Standardized tests, peer pressure and bullying are stressful enough. But today’s students (and their parents) have to cope with a whole new type of challenge — school shootings.
Are bulletproof backpacks the answer?
These incidents can grab the headlines and they are every parent’s nightmare. Nevertheless, they are still statistically rare. However, both school officials and parents are trying to take every step they can to make sure kids stay safe.
To that end, private companies and some school districts have been developing and exploring products that will help protect children in the event of a mass shooting in the classroom.
For example, Florida Christian School in Miami (a non-denominational school with kids in grades K through 12) is offering a new line of educational supplies, which include bulletproof panels, which are designed to slip into student backpacks.
School officials are describing the product as a “tool” to help keep children better protected in the event of a horrific attack. As George Gulla, who is responsible for security at the school recently told reporters, “I’d rather be prepared for the worst than be stuck after saying ‘Wow, I wish we would’ve done that.”
The bulletproof panels are made by a company called Applied Fiber Concept, a firm that specializes in body armor. Experts say the panels will be able to stop bullets from most handguns, but probably not rounds coming from high-powered rifles and semi-automatic weapons.

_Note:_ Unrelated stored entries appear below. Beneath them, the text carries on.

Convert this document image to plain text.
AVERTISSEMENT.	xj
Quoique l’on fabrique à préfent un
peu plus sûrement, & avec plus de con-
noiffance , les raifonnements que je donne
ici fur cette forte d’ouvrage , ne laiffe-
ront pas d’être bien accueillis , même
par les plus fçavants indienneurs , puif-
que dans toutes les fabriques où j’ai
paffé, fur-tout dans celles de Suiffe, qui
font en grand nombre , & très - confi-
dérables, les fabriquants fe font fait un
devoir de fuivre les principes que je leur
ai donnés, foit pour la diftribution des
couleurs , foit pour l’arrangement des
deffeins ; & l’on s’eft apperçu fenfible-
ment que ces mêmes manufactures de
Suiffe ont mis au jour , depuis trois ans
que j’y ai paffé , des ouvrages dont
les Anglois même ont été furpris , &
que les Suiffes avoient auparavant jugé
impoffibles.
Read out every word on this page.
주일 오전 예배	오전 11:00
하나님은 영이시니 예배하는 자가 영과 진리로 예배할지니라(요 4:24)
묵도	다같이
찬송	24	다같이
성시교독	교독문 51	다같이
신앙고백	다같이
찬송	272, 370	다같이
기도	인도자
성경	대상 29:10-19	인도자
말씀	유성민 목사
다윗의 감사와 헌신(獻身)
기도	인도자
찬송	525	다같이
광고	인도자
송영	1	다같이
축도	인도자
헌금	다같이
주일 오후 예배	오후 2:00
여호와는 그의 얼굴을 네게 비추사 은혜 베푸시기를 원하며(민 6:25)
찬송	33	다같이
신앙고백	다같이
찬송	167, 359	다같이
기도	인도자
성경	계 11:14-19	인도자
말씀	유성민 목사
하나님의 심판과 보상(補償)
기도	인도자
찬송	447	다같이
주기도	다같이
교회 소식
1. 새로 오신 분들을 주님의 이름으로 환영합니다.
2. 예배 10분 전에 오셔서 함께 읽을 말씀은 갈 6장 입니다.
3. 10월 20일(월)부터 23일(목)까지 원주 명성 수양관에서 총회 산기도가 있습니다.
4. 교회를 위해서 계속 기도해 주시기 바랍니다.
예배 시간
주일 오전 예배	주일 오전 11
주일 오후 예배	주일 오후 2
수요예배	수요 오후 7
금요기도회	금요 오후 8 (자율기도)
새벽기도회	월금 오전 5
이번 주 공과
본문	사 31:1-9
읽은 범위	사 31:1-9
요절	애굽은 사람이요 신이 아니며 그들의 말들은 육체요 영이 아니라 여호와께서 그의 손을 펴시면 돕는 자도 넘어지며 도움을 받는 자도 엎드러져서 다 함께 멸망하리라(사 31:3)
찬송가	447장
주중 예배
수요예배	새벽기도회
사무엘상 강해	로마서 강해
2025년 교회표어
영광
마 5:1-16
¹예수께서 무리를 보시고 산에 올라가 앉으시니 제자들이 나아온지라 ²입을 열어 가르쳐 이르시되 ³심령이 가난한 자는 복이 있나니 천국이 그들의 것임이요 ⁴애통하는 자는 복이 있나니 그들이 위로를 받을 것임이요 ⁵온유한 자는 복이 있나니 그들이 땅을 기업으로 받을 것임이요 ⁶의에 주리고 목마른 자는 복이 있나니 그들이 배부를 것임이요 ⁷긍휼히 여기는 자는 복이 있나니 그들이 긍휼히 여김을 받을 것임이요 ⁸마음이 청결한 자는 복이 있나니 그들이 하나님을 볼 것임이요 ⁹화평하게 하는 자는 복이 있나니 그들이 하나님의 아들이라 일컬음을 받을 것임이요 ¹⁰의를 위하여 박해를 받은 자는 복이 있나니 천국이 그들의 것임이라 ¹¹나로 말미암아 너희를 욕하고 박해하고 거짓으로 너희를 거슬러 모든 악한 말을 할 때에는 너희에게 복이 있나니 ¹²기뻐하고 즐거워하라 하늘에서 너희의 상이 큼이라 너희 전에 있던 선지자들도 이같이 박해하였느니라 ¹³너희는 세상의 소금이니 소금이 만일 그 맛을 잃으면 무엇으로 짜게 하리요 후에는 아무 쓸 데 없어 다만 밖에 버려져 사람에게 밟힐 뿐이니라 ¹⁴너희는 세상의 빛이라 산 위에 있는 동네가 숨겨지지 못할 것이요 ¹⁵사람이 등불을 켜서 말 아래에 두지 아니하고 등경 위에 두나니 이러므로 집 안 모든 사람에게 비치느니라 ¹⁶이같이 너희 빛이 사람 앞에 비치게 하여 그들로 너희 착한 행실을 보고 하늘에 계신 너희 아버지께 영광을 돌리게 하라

Other companies are beginning to market products specifically designed to protect schoolchildren in the event of a mass shooting. A Massachusetts firm, called Bullet Blocker, has introduced a line of bulletproof backpacks, clothing, and binders, which are aimed (no pun intended) at stopping ammo from hitting its target.
Safety experts are skeptical
Kenneth Trump, a school safety consultant, believes this trend may only give parents a false sense of security. He warns that “After every high-profile school shooting, we have an explosion of gadgets, gurus, and charlatans. Corporations see dollar signs, and believe that schools have huge budgets to buy new products and services.” But the high price tags on these items divert resources from measures that cost-effective, he argues.
For example, Cathy Paine, a school psychologist and Chairwoman of the National Association of School Psychologists’ emergency assistance team explains that “It’s such a rare event that an armed intruder will come in — there’s a 1 in 2.5 million chance it will happen.”
But the odds of being bullied and sexually harassed in school are dramatically higher, she says. Therefore, Paine argues that schools should be dedicating scarce resources to things that will improve safety on a daily basis (as opposed to remote threats).
Despite the hype, bullet-resistant school supplies usually get low marks from safety experts. They say that these products may give parents and students some peace of mind, but that in most cases they are unlikely to be the difference between life and death.
Security expert Gregory Thomas says that “feel-good solutions like armored book bags don’t hurt anything but the wallet.” However, insists that an ounce of prevention is worth a pound of cure. After all, as he puts it, “you need to start with seeking out and identifying the kids that are likely to do these shootings before it happens.”